To be physically prepared, you must be knowledgeable about delivering emergency medical care. As a beginning nursing student, most of my current experience is from textbooks and simulated activities in the lab with mannequins, which are designed to help educate nursing students on how to function in an emergency situation. Additionally, the required Basic Life Support (BLS) training for nursing students helps us to understand what BLS entails and expected actions to take in emergency situations. Other supplementary emergency classes available for health care professional include ACLS, PALS, and NRP. These programs better prepare medical students and professionals to be equipped to render emergency care. Often employers provide in-service training and conferences for their employees in order to ensure that they are well equipped and informed on the latest evidence-based emergency medical care practices to provide effective and efficient care to patients. Moreover, hospitals/clinics often have their own emergency protocols for certain situations, such as a live shooter in a populated area. Further along in the nursing program, I will begin to gain clinical experience in various hospital departments. Outside of lectures, lab practical, and clinical experiences, volunteering at local nursing homes and/or hospitals/clinics can further aid a student to develop his/her skills. Again, these institutions usually provide department/area-specific training.
Knowledge builds one’s confidence in emergency situations. Familiarization with triage situations, drugs, or automated external defibrillator (AED), are important skills that a nurse needs to be able to perform in certain emergency situations. Additionally, the required equipment must be readily accessible. For instance, if a person is exhibiting signs of stroke, s/he will need to receive tissue plasminogen activator (TPA, a drug that dissolves blood clots impeding blood flow to the brain) or aspirin (to reduce blood clotting) as soon as possible, if necessary. A more familiar example is a person with a food allergy; s/he must receive an epinephrine injection immediately to prevent anaphylaxis.
Mental preparation and fortitude are essential attributes for a healthcare provider. If a healthcare provider is not in the appropriate mindset that will negatively affect his/her ability to function in an emergency situation, possibly resulting in fatal outcomes. Mental preparedness is a factor in eliminating potential physical ineptness when providing emergency care. Instead of being flummoxed or overwhelmed by the situation, the healthcare professional needs to remain calm and in control during stressful situations. The nurse must act confidently but circumspectly; be observant so that life-saving signs are not overlooked; and carefully determine the nature of the emergency. The first priority in an emergency is to ensure that the surroundings are safe to enter into and begin providing care, so as to avoid harming yourself and/or others. Whether you are in the ambulance driving to the scene of an accident or an emergency room nurse preparing for a patient, it may be helpful to frame the case as a regular patient visit, just accelerated and focused on the major and/or underlying medical condition. To keep yourself grounded, remind yourself of the possibility of the patient’s death if you do not act accurately and quickly. While some may be further frightened by this thought, for others, this reminder may instigate the “fight” stress response, instead of the “flight” stress response, resulting in an epinephrine (adrenaline) surge that temporarily increases your mental and physical acuity. Studies have shown that moderate levels of stress allow you to perform better in high-stakes situations (i.e. exams): too little stress and you do not as well or as quickly as you should; too high stress and you are incapacitated. The same balance must be found in emergency medical care situations, and avoidance of overconfidence is essential.
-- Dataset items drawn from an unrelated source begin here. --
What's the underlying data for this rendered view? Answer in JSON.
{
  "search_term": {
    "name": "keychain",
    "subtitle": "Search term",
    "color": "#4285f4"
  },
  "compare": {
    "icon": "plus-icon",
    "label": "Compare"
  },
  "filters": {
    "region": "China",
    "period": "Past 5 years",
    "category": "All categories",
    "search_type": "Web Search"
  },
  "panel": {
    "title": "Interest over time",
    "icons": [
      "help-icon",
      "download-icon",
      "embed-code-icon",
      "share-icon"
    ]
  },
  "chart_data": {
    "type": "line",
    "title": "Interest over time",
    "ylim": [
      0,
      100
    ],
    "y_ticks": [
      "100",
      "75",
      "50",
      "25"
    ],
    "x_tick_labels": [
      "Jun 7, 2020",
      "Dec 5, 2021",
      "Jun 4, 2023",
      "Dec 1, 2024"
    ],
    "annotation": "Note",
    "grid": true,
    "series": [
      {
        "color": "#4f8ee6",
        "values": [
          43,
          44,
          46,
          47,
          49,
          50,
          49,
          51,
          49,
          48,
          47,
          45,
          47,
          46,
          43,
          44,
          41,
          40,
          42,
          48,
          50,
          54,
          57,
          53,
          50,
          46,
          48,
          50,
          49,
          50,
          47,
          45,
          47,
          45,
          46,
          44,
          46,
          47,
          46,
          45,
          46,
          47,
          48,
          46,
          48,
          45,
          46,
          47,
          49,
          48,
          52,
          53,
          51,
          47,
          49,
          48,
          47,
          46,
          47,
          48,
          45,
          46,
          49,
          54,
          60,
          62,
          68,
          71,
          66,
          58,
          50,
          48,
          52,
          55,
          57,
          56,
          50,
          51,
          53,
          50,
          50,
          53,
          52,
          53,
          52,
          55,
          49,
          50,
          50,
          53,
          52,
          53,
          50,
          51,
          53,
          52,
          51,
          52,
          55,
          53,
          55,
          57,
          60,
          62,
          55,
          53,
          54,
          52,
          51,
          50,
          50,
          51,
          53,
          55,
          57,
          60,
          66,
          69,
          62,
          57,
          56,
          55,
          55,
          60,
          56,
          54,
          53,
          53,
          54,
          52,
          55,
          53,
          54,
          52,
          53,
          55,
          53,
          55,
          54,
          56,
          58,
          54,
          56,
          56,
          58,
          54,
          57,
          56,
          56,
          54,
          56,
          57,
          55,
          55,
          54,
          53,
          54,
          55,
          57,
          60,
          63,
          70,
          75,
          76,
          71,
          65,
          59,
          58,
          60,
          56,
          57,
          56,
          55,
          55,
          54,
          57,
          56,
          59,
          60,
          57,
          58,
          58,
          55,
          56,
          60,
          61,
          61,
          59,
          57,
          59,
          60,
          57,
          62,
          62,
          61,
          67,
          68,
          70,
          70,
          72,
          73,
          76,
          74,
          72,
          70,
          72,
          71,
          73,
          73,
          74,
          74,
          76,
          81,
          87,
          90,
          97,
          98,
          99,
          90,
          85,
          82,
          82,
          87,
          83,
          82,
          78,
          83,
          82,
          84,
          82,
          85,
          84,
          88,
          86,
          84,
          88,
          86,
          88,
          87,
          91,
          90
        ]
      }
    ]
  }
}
No matter in which department you work, you will encounter emergency medical care situations. Emergencies are stressful, and emotionally and physically taxing. You must prepare physically by practicing often the basic skills and the emergency skills needed to save a person’s life. You must know your healthcare facility’s safety and emergency protocol for various situations. Also, the appropriate equipment needs to be available and easily accessible, as knowledge is futile if it cannot be translated into effective emergency action. Before acting, however, you must be sure that you are approaching the emergency care situation with an appropriate mindset and attitude. While some nervousness is to be expected, you cannot allow your fear and worry overwhelm you and prevent you from doing what needs to be done in the moment. Remain calm and frame the situation in a way that prevents you from being overcome by the awesome responsibility of another person’s life. A balance must be found between controlled composure and the stress of the situation. Developing these skills and attributes take many years of experience. Nonetheless, with the appropriate mindset – the middle ground between stress-induced fear/worry and confidence – and the requisite knowledge, training, and equipment, one will be as prepared as possible for an emergency medical care situation.